Indeed, Mostyn is president of the Texas Trial Lawyers Association. That context might have given NYT readers reason to question whether the Mostyn’s protests about super-PACs and the Citizens United decision were on the level.

The NYT notes in passing that Priorities USA received $2 million in seed money from Jeffrey Katzenberg, the C.E.O. of DreamWorks Animation. The piece does not mention what you might learn from the Sunlight Foundation:

Katzenberg was a guest at a Feb. 14 luncheon hosted by Vice President Joe Biden and Secretary of State Hillary Clinton for Xi Jinjing, the current vice president and all-but-certain next president of the People’s Republic of China. Katzenberg wasn’t just there to offer a valentine; he told the Financial Times that he needed Xi’s personal approval of a deal he had arranged with three state-owned media firms to create a Chinese-based studio that hopes to launch its first feature film in 2016.

Biden and Xi hammered out an agreement on the last day of the Chinese vice president’s trip to the United States. According to — wait for it — the NYT, Katzenberg also helped forge the agreement, which is the subject of a Securities and Exchange Commission investigation into whether some of Hollywood’s biggest movie studios have made illegal payments to officials in China to gain the right to film and show movies there.

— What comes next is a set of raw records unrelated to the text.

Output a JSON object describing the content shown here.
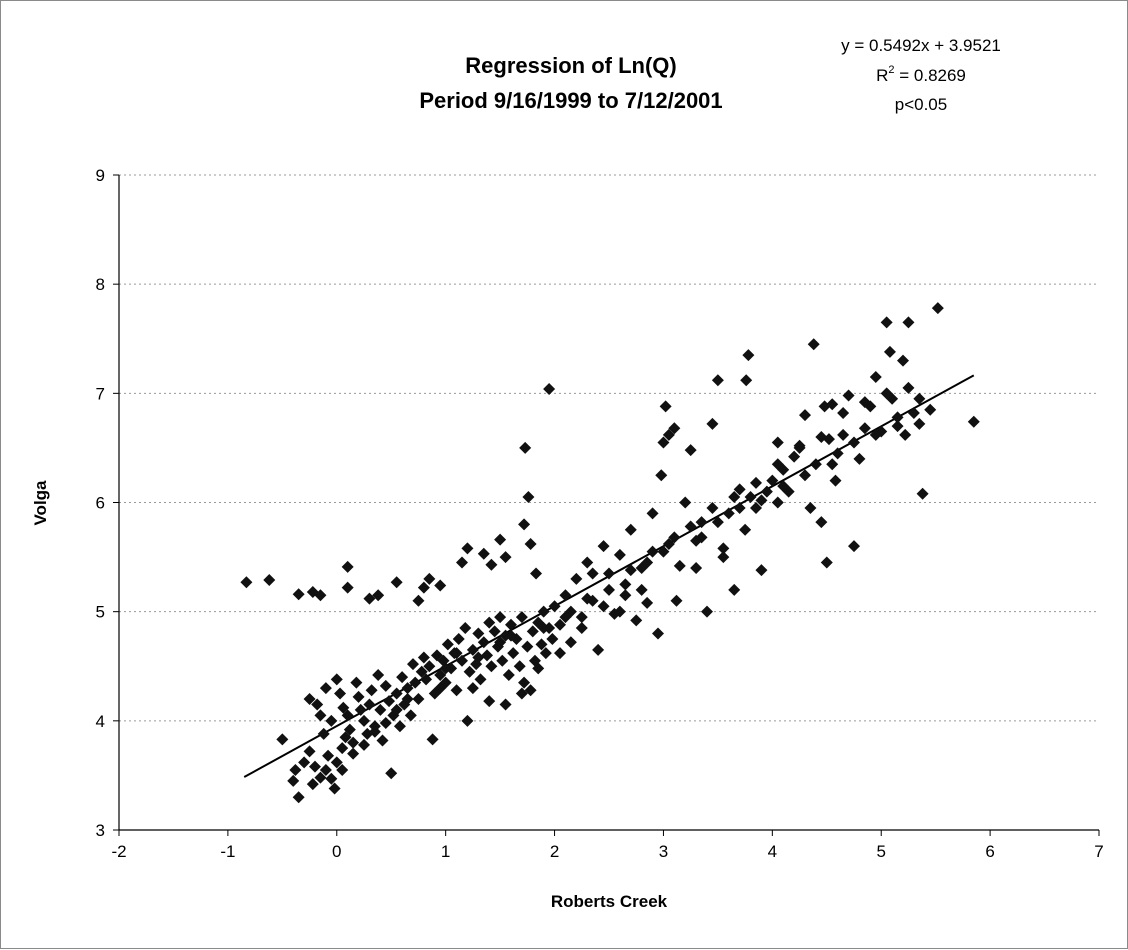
{
  "chart_data": {
    "type": "scatter",
    "title": [
      "Regression of Ln(Q)",
      "Period  9/16/1999 to 7/12/2001"
    ],
    "xlabel": "Roberts Creek",
    "ylabel": "Volga",
    "xlim": [
      -2,
      7
    ],
    "ylim": [
      3,
      9
    ],
    "xticks": [
      "-2",
      "-1",
      "0",
      "1",
      "2",
      "3",
      "4",
      "5",
      "6",
      "7"
    ],
    "yticks": [
      "3",
      "4",
      "5",
      "6",
      "7",
      "8",
      "9"
    ],
    "grid": "horizontal dashed",
    "legend": "none",
    "annotation": {
      "equation": "y = 0.5492x + 3.9521",
      "r2_prefix": "R",
      "r2_sup": "2",
      "r2_value": " = 0.8269",
      "p_value": "p<0.05"
    },
    "trendline": {
      "slope": 0.5492,
      "intercept": 3.9521,
      "x_range": [
        -0.85,
        5.85
      ]
    },
    "marker_color": "#111111",
    "series": [
      {
        "values": [
          [
            -0.83,
            5.27
          ],
          [
            -0.62,
            5.29
          ],
          [
            -0.35,
            5.16
          ],
          [
            -0.22,
            5.18
          ],
          [
            -0.15,
            5.15
          ],
          [
            0.1,
            5.41
          ],
          [
            0.1,
            5.22
          ],
          [
            0.3,
            5.12
          ],
          [
            0.38,
            5.15
          ],
          [
            0.55,
            5.27
          ],
          [
            0.75,
            5.1
          ],
          [
            0.8,
            5.22
          ],
          [
            0.85,
            5.3
          ],
          [
            0.95,
            5.24
          ],
          [
            1.15,
            5.45
          ],
          [
            1.2,
            5.58
          ],
          [
            1.35,
            5.53
          ],
          [
            1.42,
            5.43
          ],
          [
            1.5,
            5.66
          ],
          [
            1.55,
            5.5
          ],
          [
            1.73,
            6.5
          ],
          [
            1.76,
            6.05
          ],
          [
            1.72,
            5.8
          ],
          [
            1.78,
            5.62
          ],
          [
            1.95,
            7.04
          ],
          [
            1.83,
            5.35
          ],
          [
            -0.5,
            3.83
          ],
          [
            -0.4,
            3.45
          ],
          [
            -0.35,
            3.3
          ],
          [
            -0.38,
            3.55
          ],
          [
            -0.3,
            3.62
          ],
          [
            -0.25,
            3.72
          ],
          [
            -0.2,
            3.58
          ],
          [
            -0.22,
            3.42
          ],
          [
            -0.15,
            3.48
          ],
          [
            -0.1,
            3.55
          ],
          [
            -0.08,
            3.68
          ],
          [
            -0.05,
            3.47
          ],
          [
            -0.02,
            3.38
          ],
          [
            0.0,
            3.62
          ],
          [
            0.05,
            3.75
          ],
          [
            0.08,
            3.85
          ],
          [
            -0.25,
            4.2
          ],
          [
            -0.18,
            4.15
          ],
          [
            -0.15,
            4.05
          ],
          [
            -0.1,
            4.3
          ],
          [
            -0.05,
            4.0
          ],
          [
            0.0,
            4.38
          ],
          [
            0.03,
            4.25
          ],
          [
            0.06,
            4.12
          ],
          [
            0.1,
            4.05
          ],
          [
            0.12,
            3.92
          ],
          [
            0.15,
            3.8
          ],
          [
            0.18,
            4.35
          ],
          [
            0.2,
            4.22
          ],
          [
            0.22,
            4.1
          ],
          [
            0.25,
            4.0
          ],
          [
            0.28,
            3.88
          ],
          [
            0.3,
            4.15
          ],
          [
            0.32,
            4.28
          ],
          [
            0.35,
            3.95
          ],
          [
            0.38,
            4.42
          ],
          [
            0.4,
            4.1
          ],
          [
            0.42,
            3.82
          ],
          [
            0.45,
            4.32
          ],
          [
            0.48,
            4.18
          ],
          [
            0.5,
            3.52
          ],
          [
            0.52,
            4.05
          ],
          [
            0.55,
            4.25
          ],
          [
            0.58,
            3.95
          ],
          [
            0.6,
            4.4
          ],
          [
            0.62,
            4.15
          ],
          [
            0.65,
            4.3
          ],
          [
            0.68,
            4.05
          ],
          [
            0.7,
            4.52
          ],
          [
            0.72,
            4.35
          ],
          [
            0.75,
            4.2
          ],
          [
            0.78,
            4.45
          ],
          [
            0.8,
            4.58
          ],
          [
            0.82,
            4.38
          ],
          [
            0.85,
            4.5
          ],
          [
            0.88,
            3.83
          ],
          [
            0.9,
            4.25
          ],
          [
            0.92,
            4.6
          ],
          [
            0.95,
            4.42
          ],
          [
            0.98,
            4.55
          ],
          [
            1.0,
            4.35
          ],
          [
            1.02,
            4.7
          ],
          [
            1.05,
            4.48
          ],
          [
            1.08,
            4.62
          ],
          [
            1.1,
            4.28
          ],
          [
            1.12,
            4.75
          ],
          [
            1.15,
            4.55
          ],
          [
            1.18,
            4.85
          ],
          [
            1.2,
            4.0
          ],
          [
            1.22,
            4.45
          ],
          [
            1.25,
            4.65
          ],
          [
            1.28,
            4.52
          ],
          [
            1.3,
            4.8
          ],
          [
            1.32,
            4.38
          ],
          [
            1.35,
            4.72
          ],
          [
            1.38,
            4.6
          ],
          [
            1.4,
            4.9
          ],
          [
            1.42,
            4.5
          ],
          [
            1.45,
            4.82
          ],
          [
            1.48,
            4.68
          ],
          [
            1.5,
            4.95
          ],
          [
            1.52,
            4.55
          ],
          [
            1.55,
            4.78
          ],
          [
            1.58,
            4.42
          ],
          [
            1.6,
            4.88
          ],
          [
            1.62,
            4.62
          ],
          [
            1.65,
            4.75
          ],
          [
            1.68,
            4.5
          ],
          [
            1.7,
            4.95
          ],
          [
            1.72,
            4.35
          ],
          [
            1.75,
            4.68
          ],
          [
            1.78,
            4.28
          ],
          [
            1.8,
            4.82
          ],
          [
            1.82,
            4.55
          ],
          [
            1.85,
            4.9
          ],
          [
            1.88,
            4.7
          ],
          [
            1.9,
            5.0
          ],
          [
            1.92,
            4.62
          ],
          [
            1.95,
            4.85
          ],
          [
            1.98,
            4.75
          ],
          [
            2.0,
            5.05
          ],
          [
            2.05,
            4.88
          ],
          [
            2.1,
            5.15
          ],
          [
            2.15,
            4.72
          ],
          [
            2.2,
            5.3
          ],
          [
            2.25,
            4.95
          ],
          [
            2.3,
            5.45
          ],
          [
            2.35,
            5.1
          ],
          [
            2.4,
            4.65
          ],
          [
            2.45,
            5.6
          ],
          [
            2.5,
            5.35
          ],
          [
            2.55,
            4.98
          ],
          [
            2.6,
            5.52
          ],
          [
            2.65,
            5.15
          ],
          [
            2.7,
            5.75
          ],
          [
            2.75,
            4.92
          ],
          [
            2.8,
            5.4
          ],
          [
            2.85,
            5.08
          ],
          [
            2.9,
            5.9
          ],
          [
            2.95,
            4.8
          ],
          [
            2.98,
            6.25
          ],
          [
            3.0,
            6.55
          ],
          [
            3.02,
            6.88
          ],
          [
            3.05,
            6.62
          ],
          [
            3.1,
            6.68
          ],
          [
            3.12,
            5.1
          ],
          [
            3.15,
            5.42
          ],
          [
            3.2,
            6.0
          ],
          [
            3.25,
            6.48
          ],
          [
            3.3,
            5.65
          ],
          [
            3.35,
            5.82
          ],
          [
            3.4,
            5.0
          ],
          [
            3.45,
            6.72
          ],
          [
            3.5,
            7.12
          ],
          [
            3.55,
            5.58
          ],
          [
            3.6,
            5.9
          ],
          [
            3.65,
            5.2
          ],
          [
            3.7,
            6.12
          ],
          [
            3.75,
            5.75
          ],
          [
            3.78,
            7.35
          ],
          [
            3.76,
            7.12
          ],
          [
            3.8,
            6.05
          ],
          [
            3.85,
            5.95
          ],
          [
            3.9,
            5.38
          ],
          [
            3.95,
            6.1
          ],
          [
            4.0,
            6.2
          ],
          [
            4.05,
            6.55
          ],
          [
            4.1,
            6.3
          ],
          [
            4.15,
            6.1
          ],
          [
            4.2,
            6.42
          ],
          [
            4.25,
            6.5
          ],
          [
            4.3,
            6.8
          ],
          [
            4.35,
            5.95
          ],
          [
            4.38,
            7.45
          ],
          [
            4.4,
            6.35
          ],
          [
            4.45,
            5.82
          ],
          [
            4.48,
            6.88
          ],
          [
            4.5,
            5.45
          ],
          [
            4.52,
            6.58
          ],
          [
            4.55,
            6.9
          ],
          [
            4.58,
            6.2
          ],
          [
            4.6,
            6.45
          ],
          [
            4.65,
            6.62
          ],
          [
            4.7,
            6.98
          ],
          [
            4.75,
            5.6
          ],
          [
            4.8,
            6.4
          ],
          [
            4.85,
            6.68
          ],
          [
            4.9,
            6.88
          ],
          [
            4.95,
            7.15
          ],
          [
            5.0,
            6.65
          ],
          [
            5.05,
            7.65
          ],
          [
            5.08,
            7.38
          ],
          [
            5.1,
            6.95
          ],
          [
            5.15,
            6.7
          ],
          [
            5.2,
            7.3
          ],
          [
            5.22,
            6.62
          ],
          [
            5.25,
            7.65
          ],
          [
            5.3,
            6.82
          ],
          [
            5.35,
            6.72
          ],
          [
            5.38,
            6.08
          ],
          [
            5.45,
            6.85
          ],
          [
            5.52,
            7.78
          ],
          [
            5.85,
            6.74
          ],
          [
            4.05,
            6.0
          ],
          [
            3.55,
            5.5
          ],
          [
            3.3,
            5.4
          ],
          [
            2.6,
            5.0
          ],
          [
            3.0,
            5.55
          ],
          [
            2.8,
            5.2
          ],
          [
            2.35,
            5.35
          ],
          [
            2.15,
            5.0
          ],
          [
            1.0,
            4.48
          ],
          [
            0.95,
            4.3
          ],
          [
            1.25,
            4.3
          ],
          [
            1.4,
            4.18
          ],
          [
            1.55,
            4.15
          ],
          [
            1.7,
            4.25
          ],
          [
            1.85,
            4.48
          ],
          [
            2.05,
            4.62
          ],
          [
            2.25,
            4.85
          ],
          [
            2.45,
            5.05
          ],
          [
            2.65,
            5.25
          ],
          [
            2.85,
            5.45
          ],
          [
            3.05,
            5.62
          ],
          [
            3.25,
            5.78
          ],
          [
            3.45,
            5.95
          ],
          [
            3.65,
            6.05
          ],
          [
            3.85,
            6.18
          ],
          [
            4.05,
            6.35
          ],
          [
            4.25,
            6.52
          ],
          [
            4.45,
            6.6
          ],
          [
            4.65,
            6.82
          ],
          [
            4.85,
            6.92
          ],
          [
            5.05,
            7.0
          ],
          [
            5.25,
            7.05
          ],
          [
            5.35,
            6.95
          ],
          [
            0.15,
            3.7
          ],
          [
            0.25,
            3.78
          ],
          [
            0.05,
            3.55
          ],
          [
            -0.12,
            3.88
          ],
          [
            0.35,
            3.9
          ],
          [
            0.45,
            3.98
          ],
          [
            0.55,
            4.1
          ],
          [
            0.65,
            4.2
          ],
          [
            1.1,
            4.62
          ],
          [
            1.3,
            4.58
          ],
          [
            1.5,
            4.72
          ],
          [
            1.6,
            4.78
          ],
          [
            1.9,
            4.85
          ],
          [
            2.1,
            4.95
          ],
          [
            2.3,
            5.12
          ],
          [
            2.5,
            5.2
          ],
          [
            2.7,
            5.38
          ],
          [
            2.9,
            5.55
          ],
          [
            3.1,
            5.68
          ],
          [
            3.35,
            5.68
          ],
          [
            3.5,
            5.82
          ],
          [
            3.7,
            5.95
          ],
          [
            3.9,
            6.02
          ],
          [
            4.1,
            6.15
          ],
          [
            4.3,
            6.25
          ],
          [
            4.55,
            6.35
          ],
          [
            4.75,
            6.55
          ],
          [
            4.95,
            6.62
          ],
          [
            5.15,
            6.78
          ]
        ]
      }
    ]
  }
}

Or how about million-dollar donor Franklin Haney? A Tennessee real estate mogul, Haney has a well-documented record of scandals, fines, and indictments for alleged violations of federal campaign law. Although ultimately found not guilty, Haney did not dispute charges he illegally reimbursed friends, relatives and business associates for making more than $200,000 in contributions to the Clinton-Gore campaigns in 1992 and 1996 — he claimed to be ignorant of the law. No doubt Haney is as outraged as the Mostyns over the influence of secret big money in presidential politics.

Of course, the ridiculously partisan framing of news by the New York Times is not news. Nevertheless, this instance is worth documenting. After all, should Romney win, stories like this are already advancing the Establishment mindset — so present in the bogus reporting on the Wisconsin recall elections — that the GOP wins because it “buys elections” (having conveniently forgotten how much Obama outspent McCain in 2008). Then, after having flogged the narrative that GOP victories are not legitimate, the same media organs will complain that the Republicans are to blame for the ensuing political polarization.